Achievement, like happiness, comes from within. You are what you believe. If you’re a farmer, you can become a champion farmer if deep inside you will it so. My office is at the stock yards in Louisville, Kentucky. Farmers make my office a sort of headquarters—farmers from the rich river bottoms, from the hillside grasslands, future farmers, and gray-thatched farmers full of years. Oh, all kinds of farmers.
But this one was somebody. He loved to have his suitcase. It was full of corn, yellow-ear corn. He was a rugged but pleasant, broad-mouthed, and wrinkled man, wearing a store tie that persisted in coming unhooked. In one hand a suitcase and in the other hand a boy, a pleasant- looking country lad on the delicate side, his wide eyes full of wonderment with eagles and stars and things all over his coat lapels—emblems from Sunday school, the 4-H Club, the Junior Farm Girl.
“Mr. Sam,” began the farmer, “I brought you some ears. I read what you said about wanting us American farmers to grow four billion bushels of corn a year instead of three billion bushels, so as to feed everybody at home and abroad, so as to get some beefsteak to put on the peace table, so as to stop inflation. This is my son, Cledith Raugh, Mr. Guard. I’m his 4-H leader at Burgin, Kentucky, way up in the mountains. I’m the school teacher up yonder, too. Cledith raised this corn on a measured acre and we thought you’d like to have some to decorate your office.” With that, he opened the cheap suitcase and displayed the gleaming yellow corn. Was I tickled.
“How many bushels did, ah, Cledith raise on that measured acre?” I asked too casually. “I had 24,696 stocks on that acre, Mr. Guard. It weighed out 233 and two-tenths bushels,” cried Cledith Raugh. I almost fell out of my chair. “Why that’s more corn than any farmer, man or boy, in this whole United States grew on any solid acre of ground last year.” “That must have been a mighty rich acre of ground,” was all I could think of saying.

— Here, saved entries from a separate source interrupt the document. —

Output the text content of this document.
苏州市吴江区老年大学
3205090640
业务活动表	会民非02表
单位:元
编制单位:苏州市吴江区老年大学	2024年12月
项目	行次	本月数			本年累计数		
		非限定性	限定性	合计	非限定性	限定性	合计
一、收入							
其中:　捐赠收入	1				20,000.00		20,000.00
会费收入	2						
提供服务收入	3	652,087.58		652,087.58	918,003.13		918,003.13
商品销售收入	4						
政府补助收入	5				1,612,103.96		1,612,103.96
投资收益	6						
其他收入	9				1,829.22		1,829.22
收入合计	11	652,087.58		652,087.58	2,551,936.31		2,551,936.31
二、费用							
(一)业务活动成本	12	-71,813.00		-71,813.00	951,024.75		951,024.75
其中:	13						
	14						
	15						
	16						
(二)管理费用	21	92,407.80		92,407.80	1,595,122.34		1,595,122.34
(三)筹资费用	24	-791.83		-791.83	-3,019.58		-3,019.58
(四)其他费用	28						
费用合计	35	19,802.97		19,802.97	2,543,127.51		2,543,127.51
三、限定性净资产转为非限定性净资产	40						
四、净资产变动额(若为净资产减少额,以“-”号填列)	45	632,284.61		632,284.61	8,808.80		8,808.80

“Not especially,” Mr. Jim Henry Raugh gave me to understand. He told me how he literally made that ground himself. “You see, when Pappy died he left me twenty-five acres, worth $10 an acre. I saved a little out of my teaching salary of $201 a month and bought seventy-five acres more, including this acre of Cledith’s corn by the creek side. That was sixteen years ago.”
Then he went on to explain how he took care of that land, year after year, enriching the soil and enlarging the yield—fifteen years from mountain land, poor as Job’s turkey—to the highest solid acre of harvested corn on the globe. He became a champion farmer—the champion corn farmer of the U.S.A. He kept the faith. So I believe that achievement is within each of us. As the master said to the Pharisee, “The kingdom of God is within you.” You are what you believe.
Samuel R. Guard worked in enterprises related to agriculture all of his life, and he was the owner and editor of Breeder’s Gazette, a livestock farming magazine. Mr. Guard lived on a thirteen-acre farm at Anchorage, Kentucky, a farm he called Little Meadows since it resembled Daniel Boone’s Great Meadows. Guard died in 1966.